Bundeskanzlerin Angela Merkel will in Sachen Atomenergie vermitteln, um beim Energiegipfel im kommenden Frühjahr einen Konsens präsentieren zu können. Die Positionen von SPD und CDU liegen derzeit noch weit auseinander.

Merkel habe auf dem Energiegipfel am Montag angekündigt, dass das Kanzleramt in dieser strittigen Frage nun "aktiv" werde, sagte der Chef der bundeseigenen Deutschen Energie-Agentur (dena), Stephan Kohler, am Dienstag in Berlin. "Sie hat gesagt, dass sie sich um dieses Thema kümmern wird."

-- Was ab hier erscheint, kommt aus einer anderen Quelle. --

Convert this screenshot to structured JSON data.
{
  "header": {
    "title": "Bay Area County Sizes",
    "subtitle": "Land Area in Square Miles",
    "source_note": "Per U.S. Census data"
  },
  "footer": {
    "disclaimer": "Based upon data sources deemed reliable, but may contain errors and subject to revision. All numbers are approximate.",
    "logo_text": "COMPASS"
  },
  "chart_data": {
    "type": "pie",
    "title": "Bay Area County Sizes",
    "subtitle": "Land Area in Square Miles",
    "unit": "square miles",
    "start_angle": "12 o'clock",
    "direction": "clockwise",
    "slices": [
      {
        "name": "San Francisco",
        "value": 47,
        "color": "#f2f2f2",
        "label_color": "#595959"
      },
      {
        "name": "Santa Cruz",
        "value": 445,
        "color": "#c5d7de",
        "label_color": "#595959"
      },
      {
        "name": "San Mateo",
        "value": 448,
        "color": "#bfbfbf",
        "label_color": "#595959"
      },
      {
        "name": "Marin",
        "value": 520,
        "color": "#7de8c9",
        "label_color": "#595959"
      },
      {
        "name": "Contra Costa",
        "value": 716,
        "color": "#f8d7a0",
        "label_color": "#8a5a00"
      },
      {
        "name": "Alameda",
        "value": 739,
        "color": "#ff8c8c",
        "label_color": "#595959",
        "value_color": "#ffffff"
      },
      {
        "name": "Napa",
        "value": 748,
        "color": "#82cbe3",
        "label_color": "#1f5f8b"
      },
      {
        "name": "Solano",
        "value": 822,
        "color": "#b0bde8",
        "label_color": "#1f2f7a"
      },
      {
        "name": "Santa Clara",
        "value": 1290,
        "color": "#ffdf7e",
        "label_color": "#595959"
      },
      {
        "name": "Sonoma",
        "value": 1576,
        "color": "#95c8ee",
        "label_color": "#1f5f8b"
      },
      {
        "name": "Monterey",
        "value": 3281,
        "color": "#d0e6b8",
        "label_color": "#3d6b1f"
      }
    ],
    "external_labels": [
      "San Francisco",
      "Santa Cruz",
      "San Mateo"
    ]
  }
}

In der Runde mit den Vertretern der Wirtschaft sowie Energie-, Umwelt- und Verbraucherexperten habe die Kanzlerin das Thema von sich aus angesprochen und erläutert, dass es in der Atomausstiegs-Frage einen unveränderten Dissens zwischen CDU/CSU und SPD gebe. Weite Teile der Union - dazu gehört auch Bundeswirtschaftsminister Michael Glos (CSU) - wollen die Laufzeiten der Kernkraftwerke verlängern. Die SPD besteht dagegen auf dem Ausstieg, der im Jahr 2000 von Rot-Grün mit der Energiewirtschaft beschlossenen wurde. Im Koalitionsvertrag haben der großen Koalition ist dieser Dissens für diese Wahlperiode als nicht überbrückbar bestätigt.

Die Kanzlerin wolle diese Frage bis zum nächsten Energiegipfel im Frühjahr, wenn es um die künftige Zusammensetzung der Energiequellen gehe, kären, sagte Kohler. Neben den Energiekonzernen setze auch die Stahlindustrie auf längere Laufzeiten, "weil sie glauben, sie kriegen stabilere Energiepreise".